De dyslexiespecialist bestudeert -indien beschikbaar- eerst de informatie van school. De school verstrekt informatie over bijvoorbeeld de klachten, uitgevoerde handelingsplannen en resultaten van de geboden hulp.
De dyslexiespecialist brengt tijdens het intakegesprek met de cliënt de klachten in beeld. Hij of zij gaat na hoe lang de problemen bestaan, hoe ernstig ze zijn, wat er in het verleden aan gedaan is en met welk resultaat. Ook worden de motivatie, inzet, beleving en sterke kanten van de cliënt in kaart gebracht.

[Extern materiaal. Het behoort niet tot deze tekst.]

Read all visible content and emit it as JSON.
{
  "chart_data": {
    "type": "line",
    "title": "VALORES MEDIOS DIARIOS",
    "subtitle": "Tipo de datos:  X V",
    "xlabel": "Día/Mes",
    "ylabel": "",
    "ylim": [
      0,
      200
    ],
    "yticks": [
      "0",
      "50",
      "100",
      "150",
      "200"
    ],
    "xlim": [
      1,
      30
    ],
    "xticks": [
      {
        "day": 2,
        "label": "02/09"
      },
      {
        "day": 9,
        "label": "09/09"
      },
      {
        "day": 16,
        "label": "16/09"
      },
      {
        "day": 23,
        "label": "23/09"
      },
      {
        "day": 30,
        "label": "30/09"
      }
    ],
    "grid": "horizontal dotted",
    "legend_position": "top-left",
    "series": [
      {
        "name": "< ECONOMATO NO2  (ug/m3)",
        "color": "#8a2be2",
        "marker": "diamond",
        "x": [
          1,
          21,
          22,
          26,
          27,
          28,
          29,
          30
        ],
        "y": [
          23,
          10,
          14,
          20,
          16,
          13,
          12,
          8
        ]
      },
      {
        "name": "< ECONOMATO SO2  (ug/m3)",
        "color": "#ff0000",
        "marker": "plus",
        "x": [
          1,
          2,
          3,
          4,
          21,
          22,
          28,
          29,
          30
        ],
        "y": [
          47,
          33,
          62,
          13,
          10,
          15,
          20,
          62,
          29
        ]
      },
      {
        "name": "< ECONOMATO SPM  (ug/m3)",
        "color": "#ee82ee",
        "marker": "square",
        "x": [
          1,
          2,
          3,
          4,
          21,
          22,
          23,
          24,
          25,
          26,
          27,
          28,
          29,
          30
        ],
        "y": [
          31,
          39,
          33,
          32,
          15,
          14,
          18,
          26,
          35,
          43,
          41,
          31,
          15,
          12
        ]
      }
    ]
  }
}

Het orthodidactisch onderzoek bestaat uit drie onderdelen. Eerst onderzoekt de dyslexiespecialist de technische leesvaardigheid. De cliënt krijgt uiteenlopende leestaken aangeboden, bv. eenvoudige woorden, complexe woorden en teksten. De dyslexiespecialist bekijkt zowel de scores als de manier van lezen (het leesproces), om hieruit aanwijzingen voor de advisering te verkrijgen. Dan onderzoekt de dyslexiespecialist de spellingvaardigheid. De cliënt krijgt een dictee en een spontane schrijfopdracht aangeboden. Dan volgt een spellingstrategieonderzoek. Bij spellingtaken is het belangrijk te achterhalen welke fouten de cliënt maakt, maar ook welke oplossingsstrategieën hij of zij hanteert. Deze gegevens zijn wederom nodig om een goed advies te geven. Tenslotte zoekt de dyslexiespecialist naar de verklaringen van de lees- en/of spellingproblemen. Bij mensen met dyslexie zien we vaak problemen in het geheugen, de klankverwerking en/of het snel benoemen.
Na afloop van het orthodidactisch onderzoek worden alle gegevens geanalyseerd, conclusies getrokken en wordt een orthodidactisch rapport geschreven. Hierin staat tevens adviezen voor de begeleiding.